The spatial distribution and heterogeneity of forest canopy elements reveal the fundamental dimensions of plant structure variations. Forests characterized by greater structural complexity and diversity intercept solar radiation more effectively, directly influencing the thermal environment and energy balance of the canopy. However, the axes of variation in the distribution and heterogeneity of the canopy remain largely unknown, which limits our understanding of how structural diversity responds to canopy temperature variability. Here, we derived a set of structural diversity metrics from a dataset of canopy structure measurements obtained using unmanned aerial vehicle-light detection and ranging across major forest communities in an urban area in 2021 and 2022. We also explored the key axes of structural diversity variability and tested their predictive power for canopy temperature.
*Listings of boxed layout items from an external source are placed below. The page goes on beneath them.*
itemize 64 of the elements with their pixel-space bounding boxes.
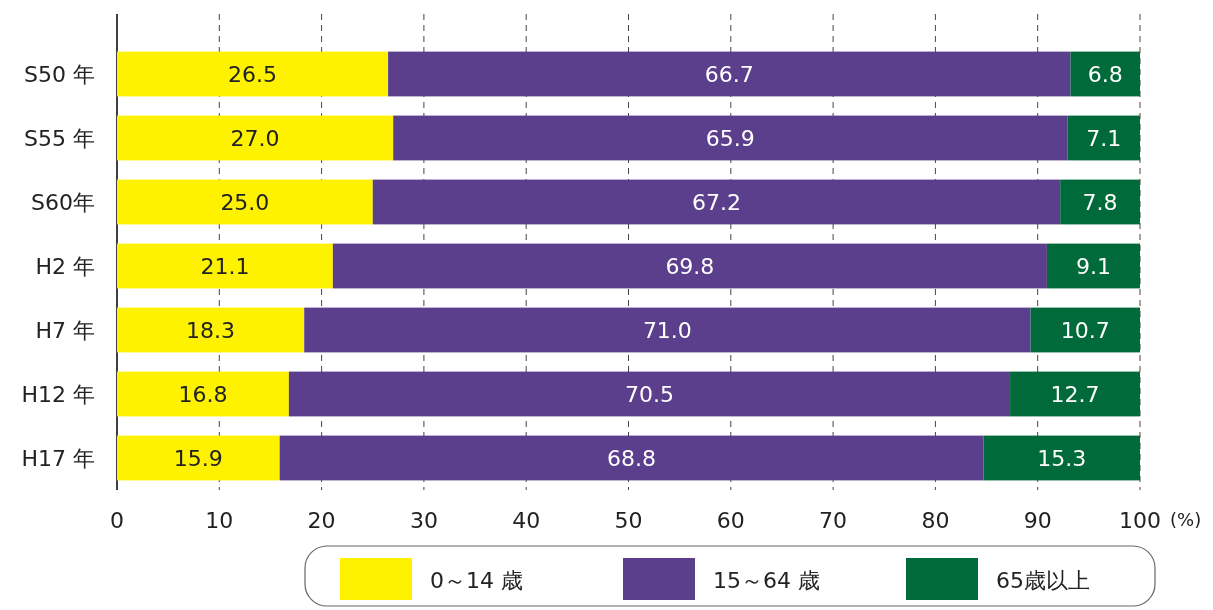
x-tick-label: 90	[1023, 508, 1052, 533]
y-tick-label: S50 年	[24, 62, 95, 87]
x-tick-label: 50	[614, 508, 643, 533]
data-label: 10.7	[1060, 318, 1110, 343]
legend-label: 15～64 歳	[713, 568, 820, 593]
x-tick-label: 40	[512, 508, 541, 533]
bar	[117, 371, 289, 417]
bar	[1060, 179, 1140, 225]
bar	[279, 435, 984, 481]
data-label: 18.3	[186, 318, 236, 343]
bar	[1046, 243, 1140, 289]
data-label: 67.2	[691, 190, 741, 215]
legend-label: 0～14 歳	[430, 568, 523, 593]
bar	[117, 51, 389, 97]
bar	[117, 243, 333, 289]
y-tick-label: S60年	[31, 190, 95, 215]
bar	[388, 51, 1071, 97]
data-label: 16.8	[178, 382, 228, 407]
x-tick-label: 60	[716, 508, 745, 533]
data-label: 66.7	[704, 62, 754, 87]
data-label: 15.9	[173, 446, 223, 471]
data-label: 65.9	[705, 126, 755, 151]
data-label: 6.8	[1087, 62, 1123, 87]
data-label: 27.0	[230, 126, 280, 151]
bar	[372, 179, 1061, 225]
data-label: 69.8	[665, 254, 715, 279]
bar	[983, 435, 1140, 481]
data-label: 7.8	[1082, 190, 1118, 215]
y-tick-label: H17 年	[21, 446, 95, 471]
y-tick-label: H2 年	[35, 254, 95, 279]
data-label: 12.7	[1050, 382, 1100, 407]
data-label: 26.5	[228, 62, 278, 87]
x-tick-label: 80	[921, 508, 950, 533]
x-tick-label: 10	[205, 508, 234, 533]
bar	[393, 115, 1068, 161]
data-label: 70.5	[624, 382, 674, 407]
bar	[1067, 115, 1140, 161]
data-label: 71.0	[642, 318, 692, 343]
data-label: 9.1	[1075, 254, 1111, 279]
bar	[304, 307, 1031, 353]
data-label: 21.1	[200, 254, 250, 279]
x-tick-label: 0	[110, 508, 124, 533]
x-tick-label: 100	[1119, 508, 1161, 533]
bar	[117, 179, 373, 225]
bar	[1010, 371, 1140, 417]
bar	[1030, 307, 1140, 353]
x-tick-label: 20	[307, 508, 336, 533]
data-label: 15.3	[1037, 446, 1087, 471]
data-label: 25.0	[220, 190, 270, 215]
bar	[117, 435, 280, 481]
bar	[288, 371, 1011, 417]
bar	[117, 115, 394, 161]
bar	[1070, 51, 1140, 97]
y-tick-label: H7 年	[35, 318, 95, 343]
data-label: 7.1	[1086, 126, 1122, 151]
y-tick-label: S55 年	[24, 126, 95, 151]
legend-label: 65歳以上	[996, 568, 1090, 593]
x-axis-title: (%)	[1170, 509, 1202, 530]
bar	[332, 243, 1047, 289]
x-tick-label: 70	[819, 508, 848, 533]
bar	[117, 307, 305, 353]
x-tick-label: 30	[409, 508, 438, 533]
data-label: 68.8	[607, 446, 657, 471]
y-tick-label: H12 年	[21, 382, 95, 407]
The results showed that: (1) most of the variability within structural diversity (83.6 % and 81.8 %) was captured by the three key axes in 2021 and 2022. The first axis was primarily driven by structural heterogeneity, representing the heterogeneity of vegetation distribution within the canopy. The second axis was primarily influenced by the interaction between height and cover/openness, indicating the vertical structure and horizontal distribution pattern of the canopy. The third axis represented the horizontal coverage and density of the canopy. (2) In both 2021 and 2022, the second axis was identified as the most influential predictor of canopy temperature, as evidenced by R2 values of 0.46 and 0.28, respectively. The model incorporating all three axes of structural diversity achieved the highest accuracy in predicting the canopy temperature for 2021 (R2 = 0.68, AIC = 81.35, ΔAIC = 0, and RMSE = 0.89). Prior research on canopy temperature prediction has overlooked the true potential of principal component axes derived from structural diversity. The findings present a novel approach for selecting structural diversity indicators for future investigation.

Keywords: Canopy structure and temperature; Light detection and ranging (LiDAR); Principal component axes (PCs); Unmanned aerial vehicle (UAV); Urban forest; Vegetation index.